Five Bits Of Colorado History You Rarely Hear About — But Should Know

Listen Now
Photo: Professor Patricia Nelson Limerick
Patricia Nelson Limerick, faculty director and chair of the Center of the American West at the University of Colorado, where she is also a professor of history.

This story originally aired January 20, 2016. Colorado has a new state historian, Patricia Nelson Limerick. That's not the only hat she wears. She's also a history professor at the University of Colorado Boulder. And she's faculty director and chairwoman of the school's Center for the American West.

CPR News posed this question to Limerick: "What is the least understood aspect of Colorado history?" She said she would like to shed more light on the continued significance of American Indians: "The removal process was such that reservations are on the Western Slope and people on the Front Range, who have moved to Colorado, may not realize that indeed some of their neighbors are Indian people, and there's no more interesting place to look at resource development than the Southern Utes."

She spoke with Colorado Matters host Ryan Warner.

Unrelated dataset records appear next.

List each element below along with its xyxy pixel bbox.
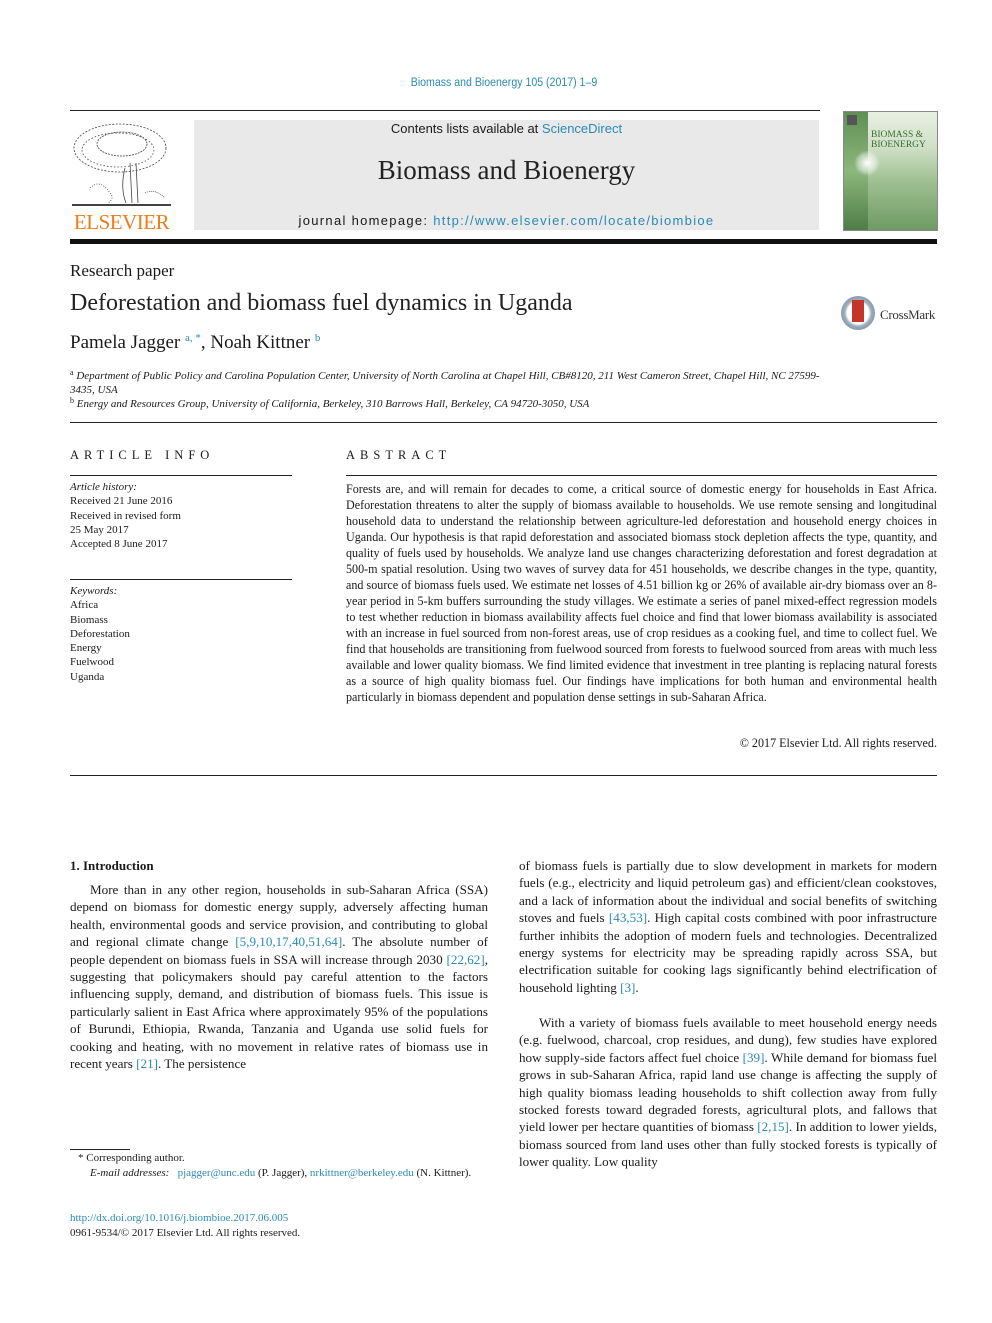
keyword: Fuelwood (70, 656, 114, 669)
divider (70, 475, 292, 476)
divider (70, 579, 292, 580)
header-thick-rule (70, 239, 937, 244)
keyword: Uganda (70, 670, 105, 683)
homepage-link[interactable]: http://www.elsevier.com/locate/biombioe (433, 213, 714, 228)
footnotes: * Corresponding author. E-mail addresses… (70, 1151, 488, 1181)
email-owner: (N. Kittner). (416, 1167, 472, 1179)
divider (346, 475, 937, 476)
article-type: Research paper (70, 261, 175, 280)
text-run: . The persistence (157, 1056, 247, 1072)
keyword: Energy (70, 642, 102, 655)
journal-title: Biomass and Bioenergy (377, 155, 636, 185)
abstract-text: Forests are, and will remain for decades… (346, 482, 937, 704)
affiliation-a: a Department of Public Policy and Caroli… (70, 366, 830, 397)
author-affiliation-mark[interactable]: b (315, 332, 321, 344)
journal-cover-thumbnail[interactable]: BIOMASS & BIOENERGY (843, 111, 938, 231)
history-item: Received in revised form (70, 509, 181, 522)
citation-link[interactable]: [2,15] (757, 1119, 789, 1134)
abstract-heading: ABSTRACT (346, 448, 452, 462)
contents-prefix: Contents lists available at (390, 121, 542, 136)
cover-elsevier-mark-icon (847, 115, 857, 125)
email-link[interactable]: nrkittner@berkeley.edu (310, 1167, 414, 1179)
crossmark-ribbon-icon (852, 300, 864, 322)
introduction-column-right-p2: With a variety of biomass fuels availabl… (519, 1014, 937, 1171)
introduction-column-right: of biomass fuels is partially due to slo… (519, 857, 937, 996)
citation-link[interactable]: [43,53] (609, 910, 647, 925)
homepage-prefix: journal homepage: (298, 213, 434, 228)
text-run: , suggesting that policymakers should pa… (70, 951, 488, 1072)
citation-link[interactable]: [5,9,10,17,40,51,64] (235, 934, 342, 949)
email-link[interactable]: pjagger@unc.edu (178, 1167, 256, 1179)
history-item: 25 May 2017 (70, 523, 129, 536)
text-run: . (635, 979, 639, 995)
history-item: Accepted 8 June 2017 (70, 538, 168, 551)
article-title: Deforestation and biomass fuel dynamics … (70, 290, 573, 316)
affiliation-b: b Energy and Resources Group, University… (70, 394, 830, 411)
footnote-rule (70, 1149, 130, 1150)
corresponding-author-note: * Corresponding author. (78, 1152, 185, 1164)
crossmark-badge[interactable]: CrossMark (841, 296, 951, 336)
author-separator: , (200, 332, 211, 353)
affiliation-mark: a (70, 368, 74, 377)
affiliation-text: Energy and Resources Group, University o… (76, 398, 590, 410)
crossmark-label: CrossMark (880, 307, 936, 322)
running-header[interactable]: Biomass and Bioenergy 105 (2017) 1–9 (40, 77, 967, 89)
article-history: Article history: Received 21 June 2016 R… (70, 480, 181, 551)
issn-copyright: 0961-9534/© 2017 Elsevier Ltd. All right… (70, 1227, 301, 1239)
divider (70, 422, 937, 423)
top-rule (70, 110, 820, 111)
cover-sun-graphic (854, 150, 880, 176)
history-label: Article history: (70, 481, 137, 493)
keyword: Biomass (70, 613, 108, 626)
contents-line: Contents lists available at ScienceDirec… (194, 121, 819, 136)
paragraph: With a variety of biomass fuels availabl… (519, 1014, 937, 1171)
homepage-line: journal homepage: http://www.elsevier.co… (194, 213, 819, 228)
introduction-column-left: More than in any other region, household… (70, 864, 488, 1072)
author-affiliation-mark[interactable]: a, * (185, 332, 201, 344)
history-item: Received 21 June 2016 (70, 495, 173, 508)
email-label: E-mail addresses: (90, 1167, 170, 1179)
cover-title: BIOMASS & BIOENERGY (871, 130, 926, 150)
abstract-copyright: © 2017 Elsevier Ltd. All rights reserved… (739, 736, 937, 750)
keywords-label: Keywords: (70, 585, 118, 597)
doi-link[interactable]: http://dx.doi.org/10.1016/j.biombioe.201… (70, 1211, 300, 1226)
doi-block: http://dx.doi.org/10.1016/j.biombioe.201… (70, 1211, 300, 1241)
author-name: Noah Kittner (210, 332, 311, 353)
citation-link[interactable]: [39] (743, 1050, 765, 1065)
paragraph: of biomass fuels is partially due to slo… (519, 857, 937, 996)
elsevier-wordmark[interactable]: ELSEVIER (70, 210, 173, 235)
citation-link[interactable]: [22,62] (447, 952, 485, 967)
affiliation-text: Department of Public Policy and Carolina… (70, 370, 820, 396)
keyword: Deforestation (70, 627, 130, 640)
sciencedirect-link[interactable]: ScienceDirect (542, 121, 622, 136)
article-info-heading: ARTICLE INFO (70, 448, 215, 462)
citation-link[interactable]: [21] (136, 1056, 158, 1071)
paragraph: More than in any other region, household… (70, 881, 488, 1072)
keywords: Keywords: Africa Biomass Deforestation E… (70, 584, 130, 684)
affiliation-mark: b (70, 396, 74, 405)
email-owner: (P. Jagger), (257, 1167, 308, 1179)
citation-link[interactable]: [3] (620, 980, 635, 995)
divider (70, 775, 937, 776)
author-name: Pamela Jagger (70, 332, 181, 353)
keyword: Africa (70, 599, 99, 612)
author-list: Pamela Jagger a, *, Noah Kittner b (70, 332, 320, 354)
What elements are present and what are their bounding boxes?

More pieces of Colorado history Limerick wants you to know about:

  • The rural/urban relationship in Colorado: "We can't understand the past and we can't understand the present without [understanding] how intertwined rural areas and urban areas are."
  • The long story between the American West, Spain and Mexico: "Whenever people in our state have a conversation about the border... that border has moved around. It wasn't carved into the rock of the Southwest. Parts of Colorado had colonization going on from Spain and Mexico before the Anglos get into the picture."
  • The importance of bureaucrats throughout history: "It's easy for people to say, 'Oh this is so tiresome.' ... But those are really interesting people and really interesting jobs. The effects of those jobs ripple into many lives."
  • The literary heritage of Colorado: "There is a complicated literary tradition, not only of people who lived in Colorado, but of people who passed through -- like [19th-century British writer] Isabella Bird. She writes wonderful things about Colorado, and they are not just about the beauty of the landscape. Some of them are about the complexities of human nature."